Como no resto da cidade, a Ajuda tem sofrido um aumento exponencial do valor dos imóveis, quer para aluguer quer para compra: o que está em causa hoje é a exclusão progressiva dos moradores e filhos deste bairro da cidade.
No processo que nos ocupa, agradecemos a sensibilidade dos três grupos políticos (Livre, Cidadãos por Lisboa e PCP) que votaram contra a proposta de UEA apresentada e apelamos para que, desta vez, todas as forças políticas considerem a importância da proposta em causa.

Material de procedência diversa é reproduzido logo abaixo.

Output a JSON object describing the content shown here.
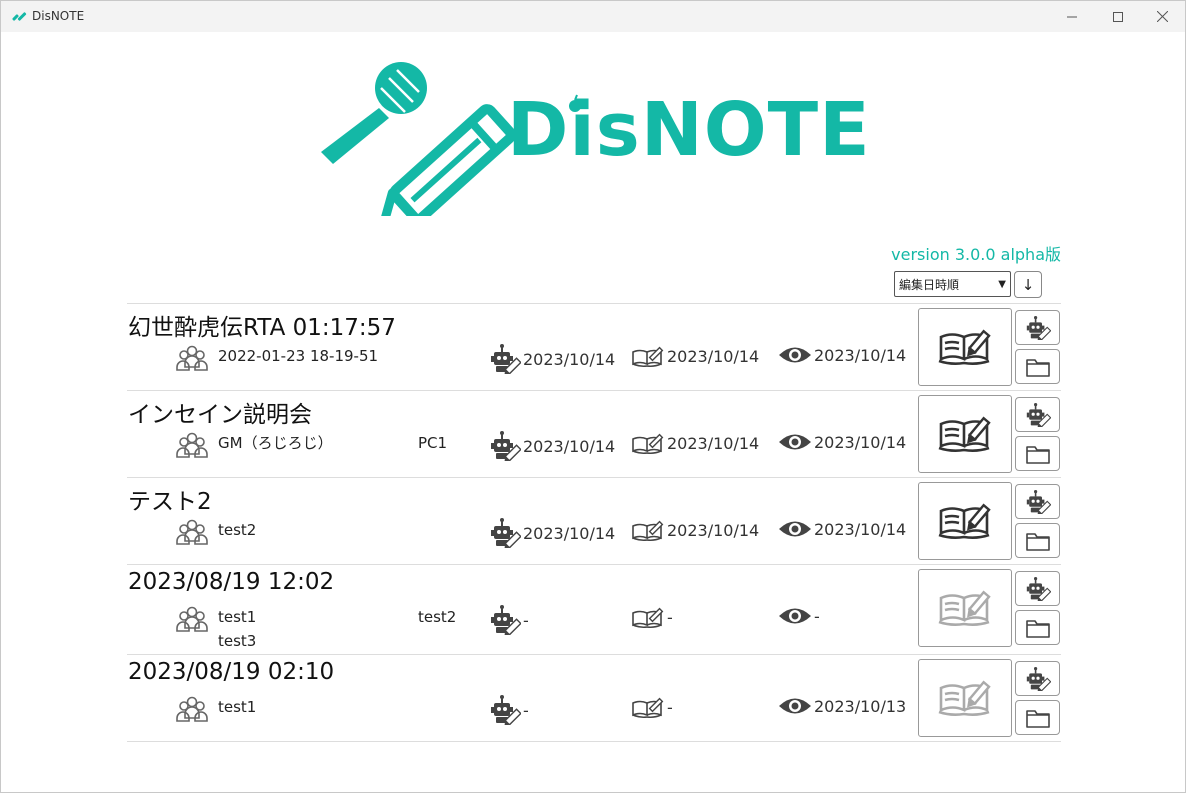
{
  "window": {
    "title": "DisNOTE"
  },
  "logo": {
    "text": "DisNOTE",
    "color": "#14b8a6"
  },
  "version": "version 3.0.0 alpha版",
  "sort": {
    "selected": "編集日時順",
    "direction": "↓"
  },
  "rows": [
    {
      "title": "幻世酔虎伝RTA 01:17:57",
      "members_col1": [
        "2022-01-23 18-19-51"
      ],
      "members_col2": [],
      "ai_date": "2023/10/14",
      "edit_date": "2023/10/14",
      "view_date": "2023/10/14",
      "book_active": true
    },
    {
      "title": "インセイン説明会",
      "members_col1": [
        "GM（ろじろじ）"
      ],
      "members_col2": [
        "PC1"
      ],
      "ai_date": "2023/10/14",
      "edit_date": "2023/10/14",
      "view_date": "2023/10/14",
      "book_active": true
    },
    {
      "title": "テスト2",
      "members_col1": [
        "test2"
      ],
      "members_col2": [],
      "ai_date": "2023/10/14",
      "edit_date": "2023/10/14",
      "view_date": "2023/10/14",
      "book_active": true
    },
    {
      "title": "2023/08/19 12:02",
      "members_col1": [
        "test1",
        "test3"
      ],
      "members_col2": [
        "test2"
      ],
      "ai_date": "-",
      "edit_date": "-",
      "view_date": "-",
      "book_active": false
    },
    {
      "title": "2023/08/19 02:10",
      "members_col1": [
        "test1"
      ],
      "members_col2": [],
      "ai_date": "-",
      "edit_date": "-",
      "view_date": "2023/10/13",
      "book_active": false
    }
  ]
}
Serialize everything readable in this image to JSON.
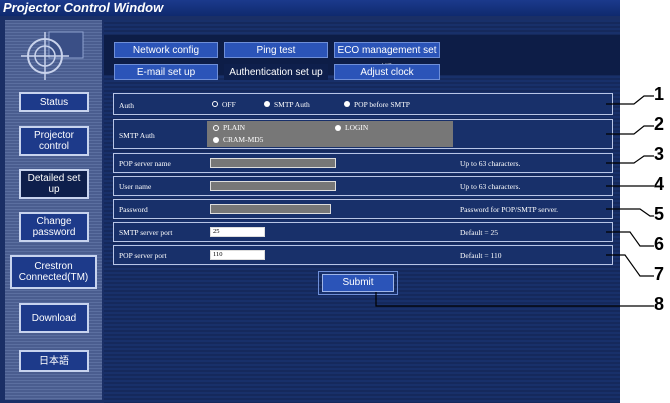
{
  "window": {
    "title": "Projector Control Window"
  },
  "sidebar": {
    "items": [
      {
        "label": "Status"
      },
      {
        "label": "Projector control"
      },
      {
        "label": "Detailed set up"
      },
      {
        "label": "Change password"
      },
      {
        "label": "Crestron Connected(TM)"
      },
      {
        "label": "Download"
      },
      {
        "label": "日本語"
      }
    ]
  },
  "tabs": [
    {
      "label": "Network config"
    },
    {
      "label": "Ping test"
    },
    {
      "label": "ECO management set up"
    },
    {
      "label": "E-mail set up"
    },
    {
      "label": "Authentication set up"
    },
    {
      "label": "Adjust clock"
    }
  ],
  "form": {
    "auth": {
      "label": "Auth",
      "options": [
        "OFF",
        "SMTP Auth",
        "POP before SMTP"
      ],
      "selected": "OFF"
    },
    "smtp_auth": {
      "label": "SMTP Auth",
      "options": [
        "PLAIN",
        "LOGIN",
        "CRAM-MD5"
      ],
      "selected": "PLAIN"
    },
    "pop_server_name": {
      "label": "POP server name",
      "hint": "Up to 63 characters."
    },
    "user_name": {
      "label": "User name",
      "hint": "Up to 63 characters."
    },
    "password": {
      "label": "Password",
      "hint": "Password for POP/SMTP server."
    },
    "smtp_port": {
      "label": "SMTP server port",
      "value": "25",
      "hint": "Default = 25"
    },
    "pop_port": {
      "label": "POP server port",
      "value": "110",
      "hint": "Default = 110"
    },
    "submit_label": "Submit"
  },
  "callouts": [
    "1",
    "2",
    "3",
    "4",
    "5",
    "6",
    "7",
    "8"
  ]
}
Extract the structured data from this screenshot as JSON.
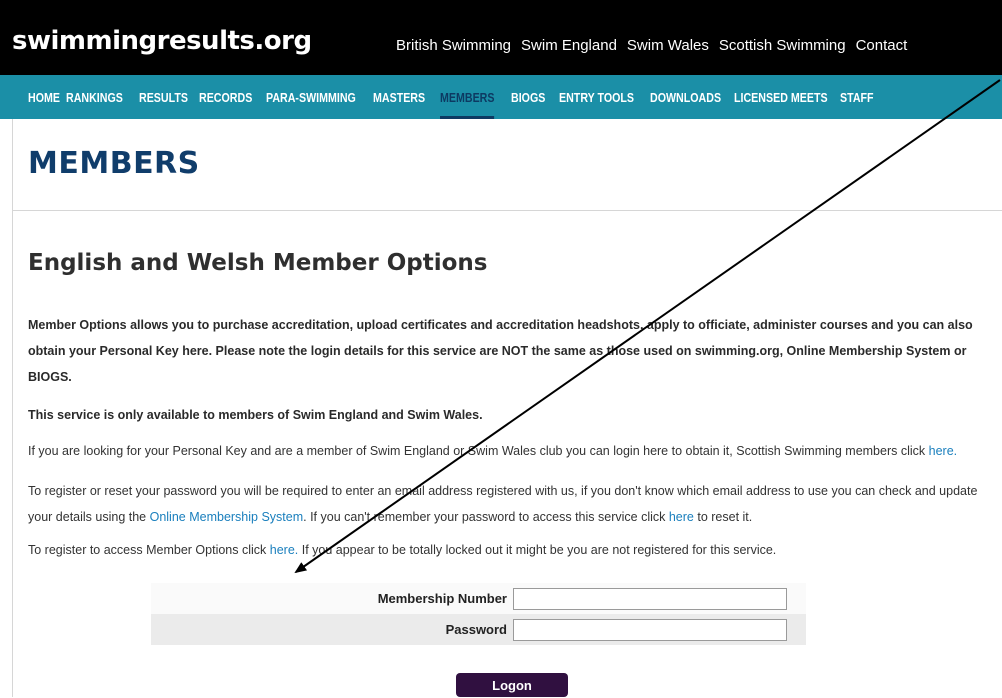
{
  "header": {
    "logo": "swimmingresults.org",
    "top_links": [
      "British Swimming",
      "Swim England",
      "Swim Wales",
      "Scottish Swimming",
      "Contact"
    ]
  },
  "nav": {
    "items": [
      "HOME",
      "RANKINGS",
      "RESULTS",
      "RECORDS",
      "PARA-SWIMMING",
      "MASTERS",
      "MEMBERS",
      "BIOGS",
      "ENTRY TOOLS",
      "DOWNLOADS",
      "LICENSED MEETS",
      "STAFF"
    ],
    "active": "MEMBERS"
  },
  "page": {
    "title": "MEMBERS",
    "section_heading": "English and Welsh Member Options",
    "intro": "Member Options allows you to purchase accreditation, upload certificates and accreditation headshots, apply to officiate, administer courses and you can also obtain your Personal Key here. Please note the login details for this service are NOT the same as those used on swimming.org, Online Membership System or BIOGS.",
    "availability": "This service is only available to members of Swim England and Swim Wales.",
    "personal_key_text": "If you are looking for your Personal Key and are a member of Swim England or Swim Wales club you can login here to obtain it, Scottish Swimming members click ",
    "personal_key_link": "here.",
    "reset_text_1": "To register or reset your password you will be required to enter an email address registered with us, if you don't know which email address to use you can check and update your details using the ",
    "reset_link_1": "Online Membership System",
    "reset_text_2": ". If you can't remember your password to access this service click ",
    "reset_link_2": "here",
    "reset_text_3": " to reset it.",
    "register_text_1": "To register to access Member Options click ",
    "register_link": "here.",
    "register_text_2": " If you appear to be totally locked out it might be you are not registered for this service."
  },
  "login": {
    "membership_label": "Membership Number",
    "membership_value": "",
    "password_label": "Password",
    "password_value": "",
    "logon_button": "Logon"
  },
  "colors": {
    "topbar": "#000000",
    "navbar": "#1b8fa7",
    "active_nav": "#0d3a62",
    "title": "#103d6b",
    "link": "#1a7fbd",
    "button": "#301040"
  }
}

Vou sistematizar um conjunto de questões que nos parece essencial respeitar, de modo a que as planeadas novas construções contribuam para a salvaguarda da identidade local, para a preservação do Palácio da Ajuda e a sua envolvente na imagem da cidade e para a criação de uma nova área urbana que seja uma mais-valia para o bairro onde se insere e respectiva comunidade.
Estas propostas não esgotam os anseios da população da Ajuda nem limitam as negociações que acompanhamos com empenho.
- Respeito pelas características morfotipológicas da zona onde se insere, de acordo com o art.º 42 do PDM.
Nomeadamente:
- Quarteirões pequenos incentivando a mobilidade pedonal e a vivência da rua.
- Edifícios pequenos e distintos Não apenas por ser tradicional, mas também porque cria uma cidade mais humana: à velocidade pedonal existem mais vida e as distâncias parecem mais curtas.
- Portas de acesso aos edifícios à cota da rua e edifícios que acompanham a cota do terreno.
- Diversidade de alturas e máximo de 4 pisos, sendo desejavelmente o último amansardado ou recuado em relação à fachada.
Fig. 1 – Estudo realizado por David Sim (2019), onde se demonstra a mesma ABC distribuída de diferentes formas. O autor propõe que se privilegiem os quarteirões pequenos pelo maior perímetro total, que potencia o contacto entre o edifício e a rua, maior número de cruzamentos, mais área de penthouse e uma escala mais humana.
Fig. 2 – Esquema de um quarteirão onde se realça a importância do que acontece ao nível do R/C e se demonstra a maior riqueza formal que advém de um quarteirão que reúne diferentes edifícios (David Sim, 2019).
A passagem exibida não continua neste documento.